Model Dataset Method N=20 Accuracy N=20 Peak Memory Token Reduction
DeepSeek-R1-1.5B MATH500 BoN ~70% 16240 MB -
DeepSeek-R1-1.5B MATH500 KAPPA 72.2% (+1–2%) 6495 MB ~90%
Qwen2.5-7B GSM8K BoN baseline baseline -
Qwen2.5-7B GSM8K KAPPA ≈baseline ~40%↓ ~65%

Core Efficiency Metrics

  • Peak memory reduction: 4%–60% (depending on model and N).
  • Token generation reduction: 65%–90% relative to BoN.
  • Largest observed difference: DeepSeek-R1-1.5B on MATH500, N=20 → KAPPA uses only 2,113 tokens vs. BoN's 20,053 tokens (89.5% reduction).

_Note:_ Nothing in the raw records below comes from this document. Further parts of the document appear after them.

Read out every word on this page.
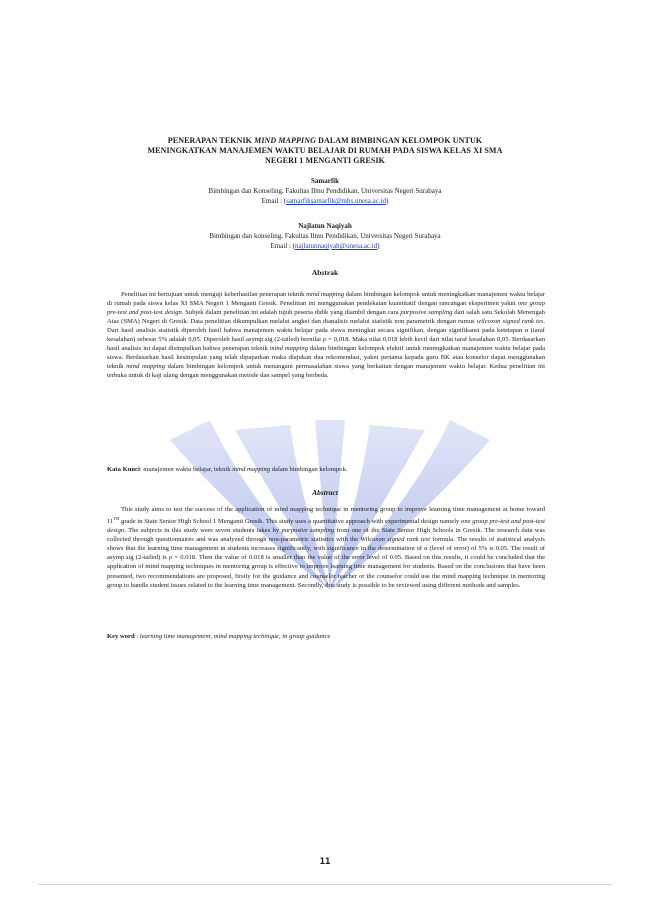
PENERAPAN TEKNIK MIND MAPPING DALAM BIMBINGAN KELOMPOK UNTUK
MENINGKATKAN MANAJEMEN WAKTU BELAJAR DI RUMAH PADA SISWA KELAS XI SMA
NEGERI 1 MENGANTI GRESIK
Samarfik
Bimbingan dan Konseling, Fakultas Ilmu Pendidikan, Universitas Negeri Surabaya
Email : (samarfiksamarfik@mhs.unesa.ac.id)
Najlatun Naqiyah
Bimbingan dan konseling, Fakultas Ilmu Pendidikan, Universitas Negeri Surabaya
Email : (najlatunnaqiyah@unesa.ac.id)
Abstrak
Penelitian ini bertujuan untuk menguji keberhasilan penerapan teknik mind mapping dalam bimbingan kelompok untuk meningkatkan manajemen waktu belajar di rumah pada siswa kelas XI SMA Negeri 1 Menganti Gresik. Penelitian ini menggunakan pendekatan kuantitatif dengan rancangan eksperimen yakni one group pre-test and post-test design. Subjek dalam penelitian ini adalah tujuh peserta didik yang diambil dengan cara purposive sampling dari salah satu Sekolah Menengah Atas (SMA) Negeri di Gresik. Data penelitian dikumpulkan melalui angket dan dianalisis melalui statistik non parametrik dengan rumus wilcoxon signed rank tes. Dari hasil analisis statistik diperoleh hasil bahwa manajemen waktu belajar pada siswa meningkat secara signifikan, dengan signifikansi pada ketetapan α (taraf kesalahan) sebesar 5% adalah 0,05. Diperoleh hasil asymp.sig (2-tailed) bernilai ρ = 0,018. Maka nilai 0,018 lebih kecil dari nilai taraf kesalahan 0,05. Berdasarkan hasil analisis ini dapat disimpulkan bahwa penerapan teknik mind mapping dalam bimbingan kelompok efektif untuk meningkatkan manajemen waktu belajar pada siswa. Berdasarkan hasil kesimpulan yang telah dipaparkan maka diajukan dua rekomendasi, yakni pertama kepada guru BK atau konselor dapat menggunakan teknik mind mapping dalam bimbingan kelompok untuk menangani permasalahan siswa yang berkaitan dengan manajemen waktu belajar. Kedua penelitian ini terbuka untuk di kaji ulang dengan menggunakan metode dan sampel yang berbeda.
Kata Kunci: manajemen waktu belajar, teknik mind mapping dalam bimbingan kelompok.
Abstract
This study aims to test the success of the application of mind mapping technique in mentoring group to improve learning time management at home toward 11TH grade in State Senior High School 1 Menganti Gresik. This study uses a quantitative approach with experimental design namely one group pre-test and post-test design. The subjects in this study were seven students takes by purposive sampling from one of the State Senior High Schools in Gresik. The research data was collected through questionnaires and was analyzed through non-parametric statistics with the Wilcoxon signed rank test formula. The results of statistical analysis shows that the learning time management in students increases significantly, with significance in the determination of α (level of error) of 5% is 0.05. The result of asymp.sig (2-tailed) is ρ = 0.018. Then the value of 0.018 is smaller than the value of the error level of 0.05. Based on this results, it could be concluded that the application of mind mapping techniques in mentoring group is effective to improve learning time management for students. Based on the conclusions that have been presented, two recommendations are proposed, firstly for the guidance and counselor teacher or the counselor could use the mind mapping technique in mentoring group to handle student issues related to the learning time management. Secondly, this study is possible to be reviewed using different methods and samples.
Key word : learning time management, mind mapping technique, in group guidance
11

Ablation Study / Key Findings

  • Smaller models benefit more: KAPPA consistently improves accuracy by 1–2% on DeepSeek-R1-1.5B, as smaller models produce more low-quality branches, making pruning more effective.
  • Over-pruning risk for larger models: Accuracy gains are inconsistent on Qwen2.5-7B, because the overall branch quality of larger models is higher and linear pruning may eliminate promising branches prematurely.
  • Hyperparameters: KL weight of 0.7 is the most critical; EMA rate 0.5; MoM window 16; 4 buckets.

Highlights & Insights

  • Training-free branch quality signals: KL divergence, confidence, and entropy are computed directly from model logits without any external reward model or additional training, yielding a lightweight and general-purpose solution.
  • Progressive pruning outperforms one-shot truncation: Finer-grained than ST-BoN's one-shot truncation; gradually eliminating low-scoring branches allows scoring signals more time to accumulate.
  • Information-theoretic perspective on path evaluation: Using KL divergence to measure how far a branch deviates from the unconditional distribution as a proxy for informativeness is intuitively compelling — conditional reasoning should deviate more from the prior to carry more information.
  • Practical solution under the "more thinking is not always better" paradigm: Directly addresses the N-scaling bottleneck of BoN.

Limitations & Future Work

  • Only two models and two datasets tested: Generalizability remains to be verified across tasks such as code reasoning and commonsense reasoning.
  • max_new_tokens capped at 1024: DeepSeek-R1 on MATH500 frequently requires more than 1,024 tokens, and this truncation affects results.
  • Linear pruning schedule may be suboptimal: Overly aggressive for larger models; a cosine schedule or adaptive schedule may be preferable.
  • Accuracy may degrade as N increases: More branches amplify scoring signal noise and exacerbate over-pruning.
  • Choice of reference distribution for KL divergence: Whether the unconditional logits of the BOS token constitute the optimal reference is an open question; alternative reference distributions warrant exploration.
  • ST-BoN (Wang et al., 2025): The direct predecessor of this work, using consistency-based one-shot truncation → KAPPA replaces this with information-theoretic progressive pruning.
  • DeepConf (Fu et al., 2025): Confidence-weighted voting still requires complete generation of multiple paths → KAPPA prunes early.
  • INFORM (Zhou et al., 2024): Adaptively determines the number of sampled paths without intervening within individual paths → KAPPA applies fine-grained control inside each path.
  • ThinkPrune (Hou et al., 2025): Uses RL to train models to produce shorter reasoning chains → KAPPA provides a training-free alternative.
  • Insight: KL divergence signals may also be applicable to draft quality assessment in speculative decoding.

Rating

  • Novelty: ⭐⭐⭐ The idea of combining KL divergence, confidence, and entropy for branch pruning is original, though each individual component is not novel in isolation.
  • Experimental Thoroughness: ⭐⭐⭐ Only two models and two datasets, with token length constraints and insufficiently comprehensive ablations.
  • Writing Quality: ⭐⭐⭐⭐ The algorithm is described clearly; the three-phase structure is easy to follow; figures and tables are presented intuitively.
  • Value: ⭐⭐⭐⭐ Inference-time efficiency optimization is a high-demand research direction, and the training-free nature of the approach offers strong practical utility.